オーストラリアを自転車で旅する少し前、

偶然にもオーストラリアを旅して来て帰国したばかりという20代の若者と話す機会があった。

こちらも出発を控えていたので、自然と話が盛り上がった。


旅の話をしているうちに、昔の自分の体験も思い出してきて、つい話してしまった。

悪い癖だ

年を取ると、こうして昔話がつい口をついて出る。


「俺が20代の頃さ、宿の予約もせずにオーストラリアに入っちゃってさ。しかもフィリピン経由でね。英語もほとんど話せなかったし、空港を出て“さて、どうしようか”って思ったよ。」


彼は特に驚くでもなく、ニコニコと聞いていた。

どうやら彼もわりと無茶な旅をしていたらしい。


でも、思いがけないところで目を丸くした。


「それでね、カバンからガイドブック取り出して、地図見ながら安宿を探したんだよ。」


「えっ、ガイドブックですか? スマホないのはヤバいっすね。」


ああ、そうか。そこか。


宿も決めずに現地入りした無計画さじゃなく、

**情報を得る手段が“スマホじゃなかった”**ということに驚いたんだ。


思わず笑ってしまったけど、なるほど、時代は変わったんだなと実感した。


さらに彼は、オーストラリアに着いてから最初の1週間、ずっと野宿だったという。


「えっ、野宿⁉」


今度はこっちが驚いたが、彼はさらっとこう返してきた。


「野宿できるポイント、スマホでわかるんですよ。
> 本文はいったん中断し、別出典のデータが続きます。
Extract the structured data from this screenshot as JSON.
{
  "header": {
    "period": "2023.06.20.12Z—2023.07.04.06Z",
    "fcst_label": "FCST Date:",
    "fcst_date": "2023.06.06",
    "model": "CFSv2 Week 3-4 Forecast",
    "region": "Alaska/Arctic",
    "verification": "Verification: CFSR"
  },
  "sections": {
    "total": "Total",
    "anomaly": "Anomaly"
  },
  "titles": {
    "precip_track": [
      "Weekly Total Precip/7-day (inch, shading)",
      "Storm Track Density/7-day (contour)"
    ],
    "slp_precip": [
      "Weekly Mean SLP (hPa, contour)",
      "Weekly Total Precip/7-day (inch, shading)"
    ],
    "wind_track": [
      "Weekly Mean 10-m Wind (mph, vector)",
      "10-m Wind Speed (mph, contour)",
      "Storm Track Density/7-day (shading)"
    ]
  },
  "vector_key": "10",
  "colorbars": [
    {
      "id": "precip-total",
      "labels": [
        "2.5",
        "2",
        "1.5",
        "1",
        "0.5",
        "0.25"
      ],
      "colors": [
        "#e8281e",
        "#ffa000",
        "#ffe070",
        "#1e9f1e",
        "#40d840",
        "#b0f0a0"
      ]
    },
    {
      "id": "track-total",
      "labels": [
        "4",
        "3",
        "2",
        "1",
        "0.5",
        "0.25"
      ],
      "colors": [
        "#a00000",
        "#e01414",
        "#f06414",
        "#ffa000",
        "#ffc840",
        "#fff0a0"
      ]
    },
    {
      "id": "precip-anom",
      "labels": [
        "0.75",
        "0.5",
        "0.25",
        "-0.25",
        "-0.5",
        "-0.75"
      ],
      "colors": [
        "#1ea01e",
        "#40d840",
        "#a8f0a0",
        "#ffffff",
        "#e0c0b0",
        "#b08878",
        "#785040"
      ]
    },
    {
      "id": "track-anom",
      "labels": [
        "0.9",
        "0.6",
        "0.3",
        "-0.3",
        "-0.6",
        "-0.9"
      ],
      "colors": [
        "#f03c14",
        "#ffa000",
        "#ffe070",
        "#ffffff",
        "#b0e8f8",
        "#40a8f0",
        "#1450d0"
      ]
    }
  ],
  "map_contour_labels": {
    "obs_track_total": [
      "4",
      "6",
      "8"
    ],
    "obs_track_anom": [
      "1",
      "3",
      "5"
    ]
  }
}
」


便利な時代になったものだ。




そしてその後、予定通り、オーストラリアへ旅立った。

自転車で、そしてスマホを片手に。


道も、宿も、天気も、食事も、すべてスマホで調べながら進む。

かつての旅とはまったく違ったけれど、

とても快適で、ものすごく便利だった。


もう少しくらい不便でも…なんて思ってみるけど、

いざ体験してしまうと、もう昔には戻れない気もする。


便利に慣れた中年は、もうガイドブックをめくれない――

…いや、たぶん老眼で小さい字が読めないだけなんだけど。

最近なんて、紙の本を読んでて字が小さいと、ついピンチアウトしようとしちゃうしね。